Akıllı üretim sistemleri, robotik taşıyıcılar ve sensör tabanlı izleme sistemleri sayesinde üretim hatları anlık olarak kontrol edilebilir.

Böylece hata payı azalır, “fire oranı” düşer, kalite standardı sabit tutulabilir.

Üretimin yurtdışına kaydırılmasında ki avantajlar, dezavantajlar ne dersek de:

İlk bakıldığında düşük işçilik maliyeti ve enerji kullanımı ilk göze çarpanlardan.

Mısır, güney asya gibi ülkelerde özellikle sadece Türkiye değil dünya tekstil sektörünün de üretimlerini yaptıkları yerlerin başında yıllardan beri.
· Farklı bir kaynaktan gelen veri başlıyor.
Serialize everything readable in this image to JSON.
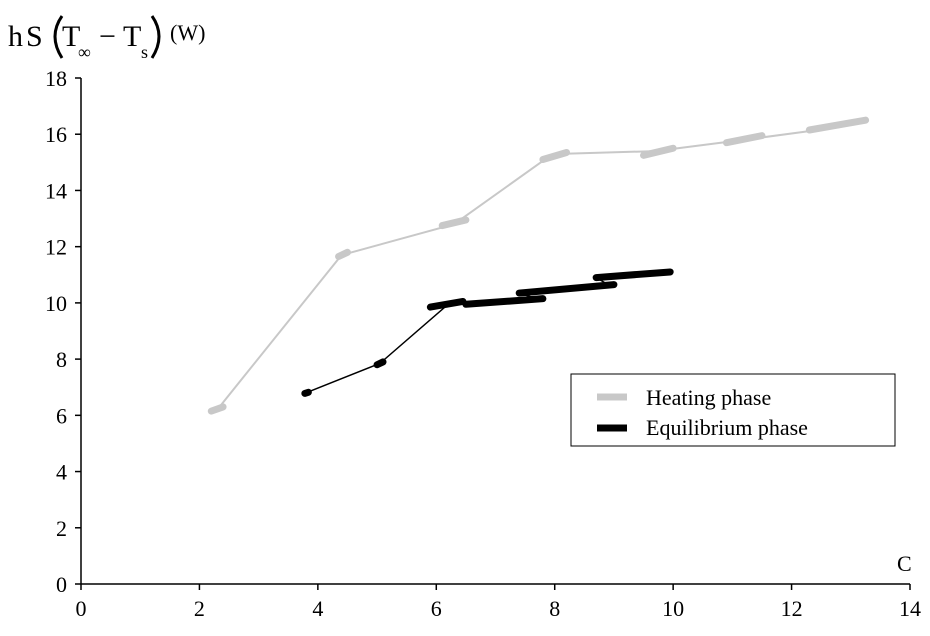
{
  "chart_data": {
    "type": "line",
    "title": "",
    "ylabel": {
      "h": "h",
      "S": "S",
      "T1": "T",
      "sub1": "∞",
      "minus": "−",
      "T2": "T",
      "sub2": "s",
      "unit": "(W)"
    },
    "xlabel": "C",
    "xlim": [
      0,
      14
    ],
    "ylim": [
      0,
      18
    ],
    "x_ticks": [
      0,
      2,
      4,
      6,
      8,
      10,
      12,
      14
    ],
    "y_ticks": [
      0,
      2,
      4,
      6,
      8,
      10,
      12,
      14,
      16,
      18
    ],
    "grid": false,
    "legend_position": "right",
    "series": [
      {
        "name": "Heating phase",
        "color": "#c8c8c8",
        "connector": [
          [
            2.3,
            6.2
          ],
          [
            4.4,
            11.7
          ],
          [
            6.3,
            12.8
          ],
          [
            7.9,
            15.2
          ],
          [
            8.1,
            15.3
          ],
          [
            9.7,
            15.4
          ],
          [
            11.2,
            15.8
          ],
          [
            12.8,
            16.25
          ],
          [
            13.25,
            16.5
          ]
        ],
        "segments": [
          [
            [
              2.2,
              6.15
            ],
            [
              2.4,
              6.3
            ]
          ],
          [
            [
              4.35,
              11.65
            ],
            [
              4.5,
              11.8
            ]
          ],
          [
            [
              6.1,
              12.75
            ],
            [
              6.5,
              12.95
            ]
          ],
          [
            [
              7.8,
              15.1
            ],
            [
              8.2,
              15.35
            ]
          ],
          [
            [
              9.5,
              15.25
            ],
            [
              10.0,
              15.5
            ]
          ],
          [
            [
              10.9,
              15.7
            ],
            [
              11.5,
              15.95
            ]
          ],
          [
            [
              12.3,
              16.15
            ],
            [
              13.25,
              16.5
            ]
          ]
        ]
      },
      {
        "name": "Equilibrium phase",
        "color": "#000000",
        "connector": [
          [
            3.8,
            6.8
          ],
          [
            5.05,
            7.85
          ],
          [
            6.2,
            9.95
          ],
          [
            6.5,
            10.0
          ],
          [
            7.7,
            10.15
          ],
          [
            7.4,
            10.35
          ],
          [
            8.9,
            10.65
          ],
          [
            8.7,
            10.9
          ],
          [
            9.95,
            11.1
          ]
        ],
        "segments": [
          [
            [
              3.78,
              6.78
            ],
            [
              3.84,
              6.82
            ]
          ],
          [
            [
              5.0,
              7.8
            ],
            [
              5.1,
              7.9
            ]
          ],
          [
            [
              5.9,
              9.85
            ],
            [
              6.45,
              10.05
            ]
          ],
          [
            [
              6.5,
              9.95
            ],
            [
              7.8,
              10.15
            ]
          ],
          [
            [
              7.4,
              10.35
            ],
            [
              9.0,
              10.65
            ]
          ],
          [
            [
              8.7,
              10.9
            ],
            [
              9.95,
              11.1
            ]
          ]
        ]
      }
    ]
  }
}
Mesela bu ülkelerde işçilik çok düşük, Türkiye’nin yüzde 50-60 altında rakamlar.

Ben bizzat Kamboçya da Phnom Pehn de Kığılı’nın gömlek fabrikasına gitmiş oradaki üretimi görmüştüm yerinde.

Düşük maliyetler ile kaliteli üretim.

Bu tezat durum bu tür işçiliğin, üretim maliyetlerinin ucuz olduğu ülkelerde çok da güzel yapılabiliyor.

Fabrika içinde boş bir alan işçiler için konaklamaya ayrılmış ve orada kalan işçiler ki Bangladeş gibi ülkelerden en ucuz işçiler toplu olarak alınabiliyormuş o zaman öğrenmiştim.

Üretim oralarda tamamlandıktan sonrası zaten devreye Serbest ticaret anlaşmaları, düşük kurum vergisi oranları veya gümrük muafiyetleri üretici için önemli avantajları giriyor.

Ayrıca Afrika, Asya ve Doğu Avrupa ülkelerinde üretim üsleri kurmak, bölgesel pazarlara daha yakın olmayı sağlıyor ve lojistik sürelerini kısaltıyor, yerel pazarlara erişimi kolaylaştırıyor.

En büyük dezavantajı ne dersek de ilk başta istihdam ve ekonomik etki göze çarpıyor.

Üretimin dışa kayması Türkiye’deki istihdamı azaltıyor, işsizliğin artması da yan sanayiyi olumsuz etkiliyor.

Bu olumsuz rüzgarlar özellikle tekstil gibi ekonominin ana lokomotifi olan sektörün yara almasına sebep olmasının önlenebilir noktalarının masaya yatırılması ne derece bir çare olur bilinmez...

Ama çığlık büyük atılıyor gerçekten sektörden…

Önemli olan bu çığlığın duyulmasından çok çözümsel dengelerin bir an önce olumlu sonuçla buluşturulması…

Türkiye tekstil sektörü, pandemi sonrası hızla toparlanan küresel talep, enerji fiyatlarındaki artış ve değişen tüketici alışkanlıklarıyla birlikte yeni bir dönemin eşiğinde.

Sektör bir yandan üretim maliyetlerini kontrol altında tutmaya çalışırken, diğer yandan uluslararası rekabet gücünü koruyabilmek adına üretim coğrafyasını yeniden şekillendiriyor.

Böylelikle de işte üretimin yeni ortası oluşabiliyor.